Pembuatan biodiesel dari minyak nabati dilakukan dengan mengkonversi
trigliserida (komponen utama minyak nabati) menjadi metil ester asam lemak,
dengan memanfaatkan katalis pada proses metanolisis/esterifikasi. Di Indonesia,
potensi bahan baku biodiesel sangat melimpah. Saat ini Indonesia adalah negara

penghasil minyak nabati terbesar di dunia, bahan baku minyak nabati meliputi
asam lemak dari kelapa sawit, jarak pagar, kelapa, sirsak, srikaya, kapuk, dan
alga.
3. Bioetanol
Untuk menganti premium, alternatifnya adalah gasohol (gasoline-alkohol) yang
merupakan campuran antara bensin dan bioetanol.

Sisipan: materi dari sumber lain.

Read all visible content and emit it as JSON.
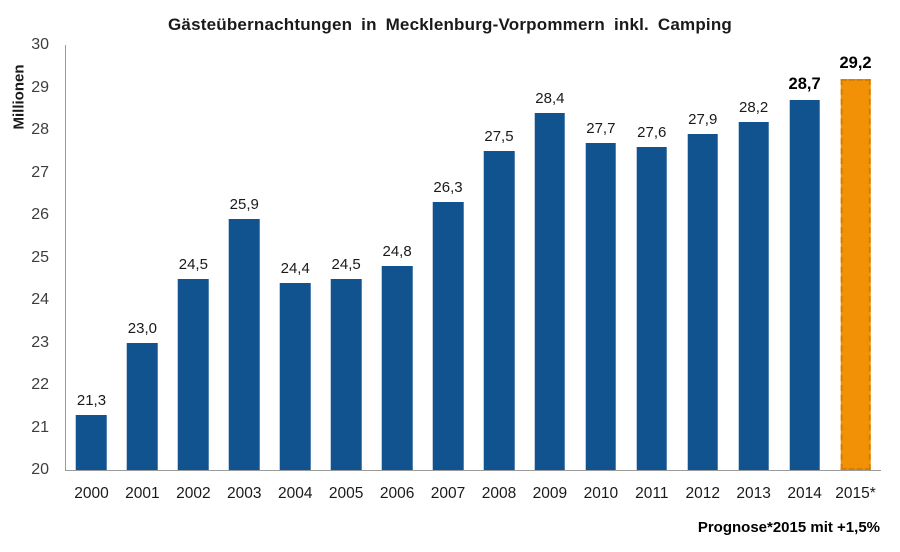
{
  "page": {
    "background": "#FFFFFF"
  },
  "chart_data": {
    "type": "bar",
    "title": "Gästeübernachtungen in Mecklenburg-Vorpommern inkl. Camping",
    "ylabel": "Millionen",
    "xlabel": "",
    "ylim": [
      20,
      30
    ],
    "y_tick_step": 1,
    "grid": false,
    "legend": "none",
    "categories": [
      "2000",
      "2001",
      "2002",
      "2003",
      "2004",
      "2005",
      "2006",
      "2007",
      "2008",
      "2009",
      "2010",
      "2011",
      "2012",
      "2013",
      "2014",
      "2015*"
    ],
    "values": [
      21.3,
      23.0,
      24.5,
      25.9,
      24.4,
      24.5,
      24.8,
      26.3,
      27.5,
      28.4,
      27.7,
      27.6,
      27.9,
      28.2,
      28.7,
      29.2
    ],
    "value_labels": [
      "21,3",
      "23,0",
      "24,5",
      "25,9",
      "24,4",
      "24,5",
      "24,8",
      "26,3",
      "27,5",
      "28,4",
      "27,7",
      "27,6",
      "27,9",
      "28,2",
      "28,7",
      "29,2"
    ],
    "bold_label_indices": [
      14,
      15
    ],
    "forecast_index": 15,
    "footnote": "Prognose*2015 mit +1,5%",
    "colors": {
      "bar": "#10538F",
      "forecast_bar": "#F29105",
      "forecast_border": "#D97C00",
      "axis": "#9A9A9A",
      "tick_text": "#3D3D3D",
      "text": "#1A1A1A"
    }
  }
}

Bioetanol bersumber dari
karbohidrat yang potensial sebagai bahan baku seperti jagung, ubi kayu, ubi jalar,
sagu, dan tebu. Dari beberapa bahan baku tersebut, diketahui bahwa tanaman
jagung merupakan pakan unggulan untuk bahan utama bioetanol karena selain
dari segi ekonomis tergolong murah, jumlah hasil bioetanol yang dihasilkan
jagung ternyata lebih besar diantara tanaman lain.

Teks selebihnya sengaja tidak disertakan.